I recently read a Buzzfeed article about people who had used #whatyoudontsee to spread awareness that anxiety and depression is something that isn't presented in ways you'd expect from someone. I have spoken out about my anxiety a little in previous articles, but what I talked about was mainly the healing process. However, there are still many days that I struggle. A lot. Today was one of those days.
I'm a slightly pessimistic person. I'm not all bubbles, rainbows, and sunshine, but still, for the longest time people didn't expect (and still don't) that I suffer from General Anxiety Disorder (GAD) and have frequent bouts of depression. My point is that I'm pretty good at covering things up. I can smile my way through a bad anxiety day, but that doesn't mean that everything is okay.
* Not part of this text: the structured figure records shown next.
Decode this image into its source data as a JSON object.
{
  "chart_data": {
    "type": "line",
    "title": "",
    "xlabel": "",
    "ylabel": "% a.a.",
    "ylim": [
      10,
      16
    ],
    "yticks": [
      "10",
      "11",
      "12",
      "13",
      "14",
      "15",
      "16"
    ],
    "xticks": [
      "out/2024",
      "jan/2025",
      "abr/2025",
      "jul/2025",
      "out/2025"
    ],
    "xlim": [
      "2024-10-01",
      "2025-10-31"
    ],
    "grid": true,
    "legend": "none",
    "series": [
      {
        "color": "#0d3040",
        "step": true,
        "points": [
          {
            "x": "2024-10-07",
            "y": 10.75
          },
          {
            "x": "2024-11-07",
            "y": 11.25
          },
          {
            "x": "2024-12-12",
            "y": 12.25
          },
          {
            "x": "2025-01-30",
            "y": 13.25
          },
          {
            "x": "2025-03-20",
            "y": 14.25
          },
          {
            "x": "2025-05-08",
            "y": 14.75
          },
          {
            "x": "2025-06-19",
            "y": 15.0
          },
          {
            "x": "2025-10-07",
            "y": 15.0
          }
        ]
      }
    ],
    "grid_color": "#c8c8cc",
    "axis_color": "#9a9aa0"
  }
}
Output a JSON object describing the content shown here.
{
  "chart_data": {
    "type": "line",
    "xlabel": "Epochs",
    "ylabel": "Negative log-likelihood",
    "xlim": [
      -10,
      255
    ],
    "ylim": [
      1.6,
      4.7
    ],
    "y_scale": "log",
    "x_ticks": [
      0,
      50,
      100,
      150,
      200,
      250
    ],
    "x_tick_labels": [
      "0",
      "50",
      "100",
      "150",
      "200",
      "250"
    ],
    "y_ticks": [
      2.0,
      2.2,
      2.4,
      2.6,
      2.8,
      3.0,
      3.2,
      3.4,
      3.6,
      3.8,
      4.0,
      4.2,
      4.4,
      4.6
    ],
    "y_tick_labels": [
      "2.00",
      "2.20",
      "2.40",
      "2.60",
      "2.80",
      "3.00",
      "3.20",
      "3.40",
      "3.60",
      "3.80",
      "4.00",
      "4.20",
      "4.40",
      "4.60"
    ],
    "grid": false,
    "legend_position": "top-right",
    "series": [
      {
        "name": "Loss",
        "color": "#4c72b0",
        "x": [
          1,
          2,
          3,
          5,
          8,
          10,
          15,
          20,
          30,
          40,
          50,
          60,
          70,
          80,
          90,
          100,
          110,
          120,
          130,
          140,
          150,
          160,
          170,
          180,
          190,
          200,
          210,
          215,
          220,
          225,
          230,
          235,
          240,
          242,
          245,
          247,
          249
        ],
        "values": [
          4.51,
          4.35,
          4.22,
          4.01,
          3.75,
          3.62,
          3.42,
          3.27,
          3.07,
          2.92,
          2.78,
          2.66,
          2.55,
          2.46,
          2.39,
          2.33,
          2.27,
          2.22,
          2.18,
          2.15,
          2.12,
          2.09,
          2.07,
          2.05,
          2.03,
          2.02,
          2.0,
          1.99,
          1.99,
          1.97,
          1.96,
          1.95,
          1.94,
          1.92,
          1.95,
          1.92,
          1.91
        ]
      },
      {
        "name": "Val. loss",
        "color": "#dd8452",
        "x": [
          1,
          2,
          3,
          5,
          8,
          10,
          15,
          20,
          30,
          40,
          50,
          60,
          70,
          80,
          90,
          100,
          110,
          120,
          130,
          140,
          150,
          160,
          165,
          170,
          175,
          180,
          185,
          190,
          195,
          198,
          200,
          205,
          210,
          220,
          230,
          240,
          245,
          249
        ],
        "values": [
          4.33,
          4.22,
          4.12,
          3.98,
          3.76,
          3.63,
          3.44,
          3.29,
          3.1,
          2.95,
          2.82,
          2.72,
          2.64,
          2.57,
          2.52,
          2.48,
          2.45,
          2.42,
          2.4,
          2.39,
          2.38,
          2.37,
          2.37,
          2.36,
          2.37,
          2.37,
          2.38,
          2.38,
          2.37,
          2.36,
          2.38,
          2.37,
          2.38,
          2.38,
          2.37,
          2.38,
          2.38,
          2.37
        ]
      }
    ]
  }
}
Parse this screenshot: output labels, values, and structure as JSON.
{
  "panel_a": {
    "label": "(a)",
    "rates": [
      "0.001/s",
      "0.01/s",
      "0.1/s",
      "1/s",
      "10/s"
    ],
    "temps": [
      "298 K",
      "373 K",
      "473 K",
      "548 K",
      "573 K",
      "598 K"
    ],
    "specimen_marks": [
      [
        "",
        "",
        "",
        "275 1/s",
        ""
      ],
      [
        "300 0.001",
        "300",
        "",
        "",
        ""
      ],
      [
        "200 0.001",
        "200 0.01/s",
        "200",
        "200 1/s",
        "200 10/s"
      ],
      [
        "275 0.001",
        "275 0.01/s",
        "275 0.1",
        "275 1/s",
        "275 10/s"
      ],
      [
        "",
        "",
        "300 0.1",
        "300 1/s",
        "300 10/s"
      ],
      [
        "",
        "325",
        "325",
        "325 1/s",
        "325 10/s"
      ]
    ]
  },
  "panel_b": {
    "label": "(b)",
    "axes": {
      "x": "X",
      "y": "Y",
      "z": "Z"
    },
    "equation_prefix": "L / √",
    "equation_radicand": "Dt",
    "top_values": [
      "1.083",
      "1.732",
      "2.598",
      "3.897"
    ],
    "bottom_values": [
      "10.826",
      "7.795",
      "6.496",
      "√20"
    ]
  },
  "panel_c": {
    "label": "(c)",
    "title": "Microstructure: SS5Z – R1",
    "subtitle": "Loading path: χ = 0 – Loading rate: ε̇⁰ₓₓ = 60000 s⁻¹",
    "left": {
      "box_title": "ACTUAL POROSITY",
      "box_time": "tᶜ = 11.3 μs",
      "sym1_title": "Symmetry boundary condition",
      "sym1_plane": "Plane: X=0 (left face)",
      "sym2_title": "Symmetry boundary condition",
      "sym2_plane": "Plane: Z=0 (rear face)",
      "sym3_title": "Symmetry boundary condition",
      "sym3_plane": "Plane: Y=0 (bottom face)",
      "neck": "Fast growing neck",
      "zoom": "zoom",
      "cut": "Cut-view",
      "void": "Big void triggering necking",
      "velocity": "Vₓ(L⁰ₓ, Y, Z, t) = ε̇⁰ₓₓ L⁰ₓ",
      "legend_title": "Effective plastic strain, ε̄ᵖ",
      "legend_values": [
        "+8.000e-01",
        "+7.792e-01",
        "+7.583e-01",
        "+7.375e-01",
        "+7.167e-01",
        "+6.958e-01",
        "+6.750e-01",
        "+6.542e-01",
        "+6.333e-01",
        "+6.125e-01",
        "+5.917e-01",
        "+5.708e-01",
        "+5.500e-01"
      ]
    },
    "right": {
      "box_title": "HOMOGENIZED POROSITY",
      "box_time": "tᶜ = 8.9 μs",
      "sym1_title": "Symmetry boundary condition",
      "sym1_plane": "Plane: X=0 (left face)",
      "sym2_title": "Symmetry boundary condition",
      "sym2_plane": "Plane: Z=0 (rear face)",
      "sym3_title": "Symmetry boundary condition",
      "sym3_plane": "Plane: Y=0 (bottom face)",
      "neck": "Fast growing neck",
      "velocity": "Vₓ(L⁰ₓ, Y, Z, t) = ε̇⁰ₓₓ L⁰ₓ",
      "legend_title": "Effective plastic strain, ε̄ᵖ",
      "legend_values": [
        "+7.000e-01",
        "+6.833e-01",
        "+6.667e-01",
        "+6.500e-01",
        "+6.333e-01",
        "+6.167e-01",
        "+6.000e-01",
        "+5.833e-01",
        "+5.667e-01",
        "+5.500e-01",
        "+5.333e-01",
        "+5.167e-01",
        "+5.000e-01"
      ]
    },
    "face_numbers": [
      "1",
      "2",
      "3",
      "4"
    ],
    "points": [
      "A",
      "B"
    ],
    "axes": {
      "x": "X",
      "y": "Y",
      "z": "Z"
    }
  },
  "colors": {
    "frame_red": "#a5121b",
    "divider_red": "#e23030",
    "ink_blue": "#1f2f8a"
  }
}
What people don't see from me is the internal struggle I face. Almost every day I find myself longing to do nothing, the need to be alone, but the encasing fear that the day will be wasted, that I will miss out on time that could be spent with family and friends. My throat tightens at the idea that I will not get that day back. What I keep hidden is the anger and fear that occurs when I want someone to ask what is wrong, and then the relief that comes when they don't ask. I am constantly looking over my shoulder for an impending meltdown, that I will lose control of myself and my emotions. I hide the moments of random crying at tiny little things like dropping my phone, plans being changed. I hide the raging sea that rages inside me with a smile and get on with my day.
Anxiety and depression don't have specific looks, not everyone has the same experiences and symptoms. But I believe we all know that our struggle to hide the pain, the guilt that simple things can be so difficult, and the fear of basic interactions is half our battle. Know that through it all you are not alone, and that the fact that you choose to keep going every day is a victory in this battle you are fighting.